In July, the club released images of their planned state-of-the-art training ground in Kirkby, which is where the Academy is currently based.
The scheme will see the first team and academy join up, with their football training operations and facilities coming together on one site as a new campus.
There will be an elite performance centre for the first team and a state-of-the-art training base for the development squads.
Liverpool’s new 9,200-square-metre training centre on the academy site, which will have two first-team pitches, will provide the players with fantastic facilities, including two gyms, a sports hall, pool, hydrotherapy complex and specialist sports rehabilitation suites.
Liverpool’s current training home has three artificial pitches, including one that is the same size as Anfield, a gym, a swimming pool, restaurant, medical rooms as well as meeting and press suites.
The Blues Cobham Training Centre is around 17 miles away from Stamford Bridge.
Owner Roman Abramovich invested in the training ground following his takeover in 2003.
The first team moved to the site two years later and the official opening of the club’s £20m training ground was in July 2007.
Left back Ashley Cole shot a student at the training base in 2011.
He wounded 21-year-old Tom Cowan after accidentally firing a high-powered air rifle he took to Cobham.
The facility boasts 38 pitches — some with under soil heating and to the standard of the Premier League — gyms, a hydro-therapy pool, media centre, sauna and steam room.
Chelsea women, who won the Women’s Super League last season, have indoor and outdoor facilities of their own.
The Cobham Training Centre also has a small stadium, which is allowed to host competitive games to UEFA Youth League level.
The Gunners’ London Colney training base is in fact next to Watford’s training ground and is about 20 miles away from the Emirates Stadium.
Arsenal have been working at the training facility for almost 20 years. Arsene Wenger, who joined the club in 1996 as manager, played a important role in the unveiling of the base in 1999.
The site, which cost £10m, was the training home of the England national team for nine years from 2003 to 2012.
Over almost two decades the training hub has undergone changes and just last month Arsenal boss Unai Emery banned his squad from drinking fruit juice.
Emery has made the diet change and implemented a gym in a marquee at the training ground, according to The Mirror.
Arsenal’s teams can make use of 10 pitches, medical facilities, massage rooms, hydro-therapy pools, squash and basketball courts as well as weight rooms.
The first team, reserves and youth team all have three pitches each while the remaining one is used for competitive matches and friendlies.

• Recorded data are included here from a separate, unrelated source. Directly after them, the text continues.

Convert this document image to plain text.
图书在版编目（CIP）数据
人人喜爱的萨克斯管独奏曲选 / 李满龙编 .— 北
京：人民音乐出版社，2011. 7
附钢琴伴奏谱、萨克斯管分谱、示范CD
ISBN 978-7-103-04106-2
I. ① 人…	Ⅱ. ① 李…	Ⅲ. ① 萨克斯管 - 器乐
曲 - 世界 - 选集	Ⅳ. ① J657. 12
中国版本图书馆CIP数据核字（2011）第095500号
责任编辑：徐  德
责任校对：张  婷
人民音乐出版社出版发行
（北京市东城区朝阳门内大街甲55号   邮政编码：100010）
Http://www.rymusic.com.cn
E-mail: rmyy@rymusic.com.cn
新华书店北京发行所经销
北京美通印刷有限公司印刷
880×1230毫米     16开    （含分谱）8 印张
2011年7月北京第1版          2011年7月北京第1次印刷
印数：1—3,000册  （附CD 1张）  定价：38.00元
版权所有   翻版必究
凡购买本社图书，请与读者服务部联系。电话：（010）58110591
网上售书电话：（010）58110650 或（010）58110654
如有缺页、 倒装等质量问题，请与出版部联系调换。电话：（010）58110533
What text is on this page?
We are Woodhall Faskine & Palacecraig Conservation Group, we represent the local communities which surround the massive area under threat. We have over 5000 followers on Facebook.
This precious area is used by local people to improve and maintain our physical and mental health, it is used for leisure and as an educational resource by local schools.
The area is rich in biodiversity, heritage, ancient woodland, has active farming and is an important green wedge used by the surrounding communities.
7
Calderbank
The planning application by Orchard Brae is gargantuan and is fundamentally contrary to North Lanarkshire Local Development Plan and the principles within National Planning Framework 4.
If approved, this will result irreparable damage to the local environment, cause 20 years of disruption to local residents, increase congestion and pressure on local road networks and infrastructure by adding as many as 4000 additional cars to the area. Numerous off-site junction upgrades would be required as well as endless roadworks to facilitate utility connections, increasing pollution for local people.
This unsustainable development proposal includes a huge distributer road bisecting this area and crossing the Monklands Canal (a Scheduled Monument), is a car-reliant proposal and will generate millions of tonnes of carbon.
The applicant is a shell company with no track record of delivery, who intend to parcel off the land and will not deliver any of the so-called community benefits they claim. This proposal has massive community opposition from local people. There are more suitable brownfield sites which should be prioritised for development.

In October 2011 a medical and rehabilitation centre was opened and last year the club re-opened Hale End Youth Academy following refurbishment.
The Gunners’ multi-million pound, state-of-the-art facility boasts a number of features the club hope will ensure their conveyor belt of young talent continues rolling.
There are four full-size pitches named after the original four stands at their old ground, Highbury, including one that has the same Desso surface and dimensions as the Emirates Stadium.
Inside the David Rocastle indoor sports hall is a new 4G pitch and a wrap-around design to replicate the feeling of playing at the Emirates.
The refurbished main building features a gym, analysts’ suite, classrooms, restaurant, changing rooms, medical space, offices and recreational space.